4. Does it need to be a generative model? embeddinggemma is based on Gemma, a generative LLM distilled down for embeddings. nomic uses a custom BERT variant. bge-m3 is a pure BERT-family encoder: it only reads, never generates. For an embedding-only task like semantic linking, a non-generative encoder is a better fit. It’s architecturally focused on understanding text, not predicting next tokens. Less overhead, more predictable behavior, and no risk of the model “thinking” in a generative direction that doesn’t serve the task.
This isn’t a universal rule. For tasks where you need to generate text alongside embeddings (like retrieval-augmented generation with inline citations), an LLM-based embedding model can make sense because its representations are closer to what the generator expects. But for pure similarity search on a static corpus, where the only question is “how related are these two texts?”, a focused encoder is the right tool. The MTEB benchmarks confirm this: the best LLM-based embeddings and the best encoder-based embeddings perform nearly identically on retrieval tasks. The difference is efficiency and predictability, not raw quality.
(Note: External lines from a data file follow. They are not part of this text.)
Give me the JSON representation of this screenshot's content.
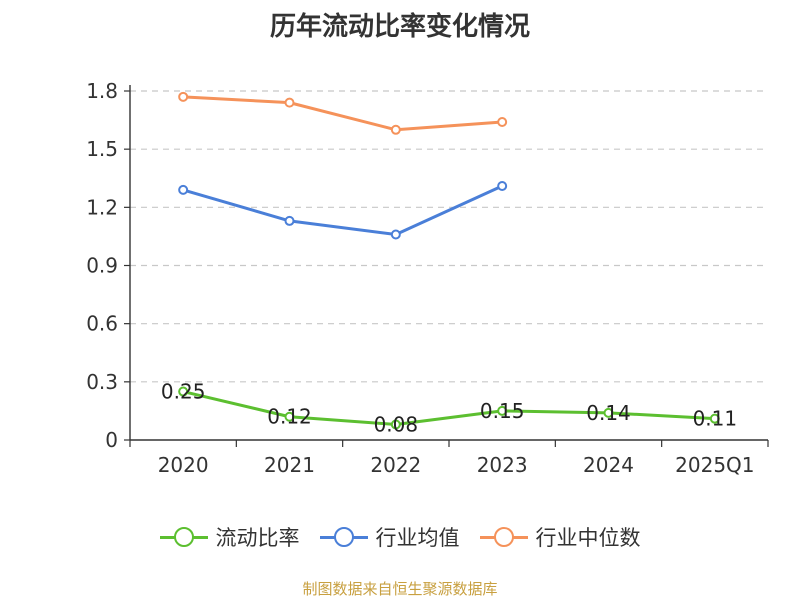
{
  "title": "历年流动比率变化情况",
  "source": "制图数据来自恒生聚源数据库",
  "colors": {
    "grid": "#c8c8c8",
    "axis": "#333333",
    "text": "#333333",
    "source": "#c8a040"
  },
  "chart_data": {
    "type": "line",
    "title": "历年流动比率变化情况",
    "xlabel": "",
    "ylabel": "",
    "categories": [
      "2020",
      "2021",
      "2022",
      "2023",
      "2024",
      "2025Q1"
    ],
    "ylim": [
      0,
      1.8
    ],
    "yticks": [
      "0",
      "0.3",
      "0.6",
      "0.9",
      "1.2",
      "1.5",
      "1.8"
    ],
    "grid": true,
    "legend_position": "bottom",
    "series": [
      {
        "name": "流动比率",
        "color": "#5cbf30",
        "values": [
          0.25,
          0.12,
          0.08,
          0.15,
          0.14,
          0.11
        ],
        "labels": [
          "0.25",
          "0.12",
          "0.08",
          "0.15",
          "0.14",
          "0.11"
        ]
      },
      {
        "name": "行业均值",
        "color": "#4a7fd8",
        "values": [
          1.29,
          1.13,
          1.06,
          1.31,
          null,
          null
        ]
      },
      {
        "name": "行业中位数",
        "color": "#f5925a",
        "values": [
          1.77,
          1.74,
          1.6,
          1.64,
          null,
          null
        ]
      }
    ]
  }
}
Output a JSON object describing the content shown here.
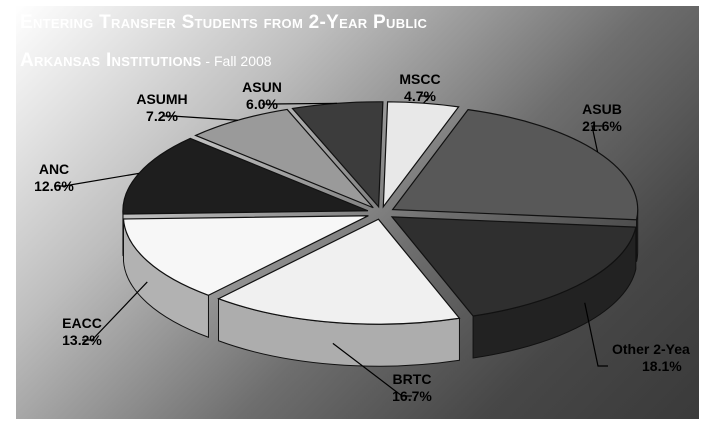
{
  "title_line1": "Entering Transfer Students from 2-Year Public",
  "title_line2": "Arkansas Institutions",
  "title_sep": " - ",
  "subtitle": "Fall 2008",
  "colors": {
    "background_light": "#ffffff",
    "background_dark": "#3a3a3a"
  },
  "chart_data": {
    "type": "pie",
    "style": "3d-exploded",
    "title": "Entering Transfer Students from 2-Year Public Arkansas Institutions - Fall 2008",
    "unit": "%",
    "slices": [
      {
        "label": "MSCC",
        "value": 4.7,
        "value_text": "4.7%",
        "color": "#e8e8e8"
      },
      {
        "label": "ASUB",
        "value": 21.6,
        "value_text": "21.6%",
        "color": "#585858"
      },
      {
        "label": "Other 2-Yea",
        "value": 18.1,
        "value_text": "18.1%",
        "color": "#2f2f2f"
      },
      {
        "label": "BRTC",
        "value": 16.7,
        "value_text": "16.7%",
        "color": "#f0f0f0"
      },
      {
        "label": "EACC",
        "value": 13.2,
        "value_text": "13.2%",
        "color": "#f7f7f7"
      },
      {
        "label": "ANC",
        "value": 12.6,
        "value_text": "12.6%",
        "color": "#1e1e1e"
      },
      {
        "label": "ASUMH",
        "value": 7.2,
        "value_text": "7.2%",
        "color": "#9a9a9a"
      },
      {
        "label": "ASUN",
        "value": 6.0,
        "value_text": "6.0%",
        "color": "#3c3c3c"
      }
    ]
  }
}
For this garden, bge-m3 won on all four: clearest discrimination, strongest multilingual support, reliable handling of short items, and a focused encoder architecture. The cost is size (1.2 GB vs 274 MB for nomic) and slightly slower inference. At build-time scale, that cost is irrelevant.
Status
This survey answers the “what embedding model?” question from the project tracker. Three candidate models are now set up locally via Ollama. bge-m3 was selected for the full-scale run based on the criteria above.